Refer waveglow_handler for more details.

Extend default handlers

TorchServe has following default handlers.

If required above handlers can be extended to create custom handler. Also, you can extend abstract base_handler.

To import the default handler in a python script use the following import statement.

from ts.torch_handler.<default_handler_name> import <DefaultHandlerClass>

Following is an example of custom handler extending default image_classifier handler.

from ts.torch_handler.image_classifier import ImageClassifier

class CustomImageClassifier(ImageClassifier):

    def preprocess(self, data):
        """
        Overriding this method for custom preprocessing.
        :param data: raw data to be transformed
        :return: preprocessed data for model input
        """
        # custom pre-procsess code goes here
        return data

For more details refer following examples :

Creating a model archive with an entry point

TorchServe identifies the entry point to the custom service from a manifest file. When you create the model archive, specify the location of the entry point by using the --handler option.

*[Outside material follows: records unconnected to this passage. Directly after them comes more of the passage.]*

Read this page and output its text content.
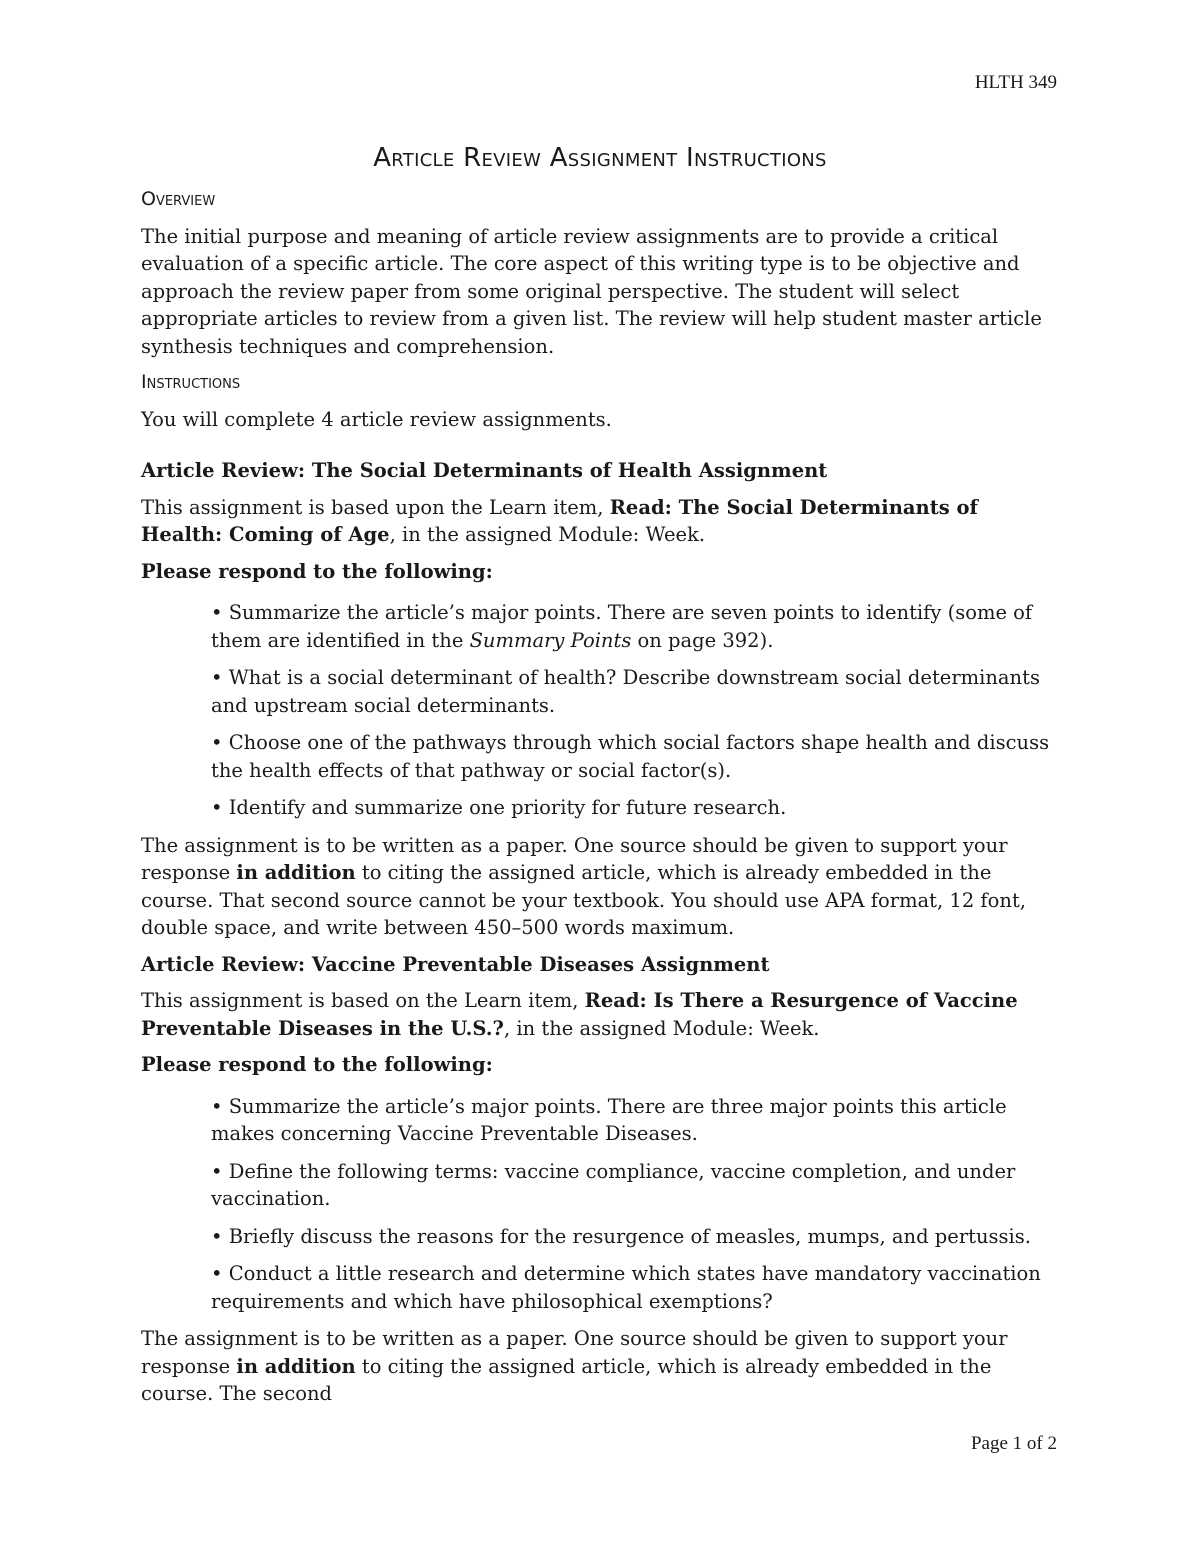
HLTH 349
Article Review Assignment Instructions

Overview

The initial purpose and meaning of article review assignments are to provide a critical evaluation of a specific article. The core aspect of this writing type is to be objective and approach the review paper from some original perspective. The student will select appropriate articles to review from a given list. The review will help student master article synthesis techniques and comprehension.

Instructions

You will complete 4 article review assignments.

Article Review: The Social Determinants of Health Assignment

This assignment is based upon the Learn item, Read: The Social Determinants of Health: Coming of Age, in the assigned Module: Week.

Please respond to the following:

• Summarize the article’s major points. There are seven points to identify (some of them are identified in the Summary Points on page 392).

• What is a social determinant of health? Describe downstream social determinants and upstream social determinants.

• Choose one of the pathways through which social factors shape health and discuss the health effects of that pathway or social factor(s).

• Identify and summarize one priority for future research.

The assignment is to be written as a paper. One source should be given to support your response in addition to citing the assigned article, which is already embedded in the course. That second source cannot be your textbook. You should use APA format, 12 font, double space, and write between 450–500 words maximum.

Article Review: Vaccine Preventable Diseases Assignment

This assignment is based on the Learn item, Read: Is There a Resurgence of Vaccine Preventable Diseases in the U.S.?, in the assigned Module: Week.

Please respond to the following:

• Summarize the article’s major points. There are three major points this article makes concerning Vaccine Preventable Diseases.

• Define the following terms: vaccine compliance, vaccine completion, and under vaccination.

• Briefly discuss the reasons for the resurgence of measles, mumps, and pertussis.

• Conduct a little research and determine which states have mandatory vaccination requirements and which have philosophical exemptions?

The assignment is to be written as a paper. One source should be given to support your response in addition to citing the assigned article, which is already embedded in the course. The second

Page 1 of 2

The model-archiver tool enables you to create a model archive that TorchServe can serve.

torch-model-archiver --model-name <model-name> --version <model_version_number> --handler model_handler[:<entry_point_function_name>] [--model-file <path_to_model_architecture_file>] --serialized-file <path_to_state_dict_file> [--extra-files <comma_seperarted_additional_files>] [--export-path <output-dir> --model-path <model_dir>] [--runtime python3]

NOTE -

  1. Options in [] are optional.
  2. entry_point_function_name can be skipped if it is named as handle in your handler module or handler is python class

This creates the file <model-name>.mar in the directory <output-dir> for python3 runtime. The --runtime parameter enables usage of a specific python version at runtime. By default it uses the default python distribution of the system.

Example

torch-model-archiver --model-name waveglow_synthesizer --version 1.0 --model-file waveglow_model.py --serialized-file nvidia_waveglowpyt_fp32_20190306.pth --handler waveglow_handler.py --extra-files tacotron.zip,nvidia_tacotron2pyt_fp32_20190306.pth

Handling model execution on multiple GPUs

TorchServe scales backend workers on vCPUs or GPUs. In case of multiple GPUs TorchServe selects the gpu device in round-robin fashion and passes on this device id to the model handler in context object. User should use this GPU ID for creating pytorch device object to ensure that all the workers are not created in the same GPU. The following code snippet can be used in model handler to create the PyTorch device object:

import torch

class ModelHandler(object):
    """
    A base Model handler implementation.
    """

    def __init__(self):
        self.device = None

    def initialize(self, context):
        properties = context.system_properties
        self.device = torch.device("cuda:" + str(properties.get("gpu_id")) if torch.cuda.is_available() else "cpu")

Installing model specific python dependencies

Custom models/handlers may depend on different python packages which are not installed by-default as a part of TorchServe setup.

Following steps allows user to supply a list of custom python packages to be installed by TorchServe for seamless model serving.

  1. Enable model specific python package installation
  2. Supply a requirements file with the model-archive.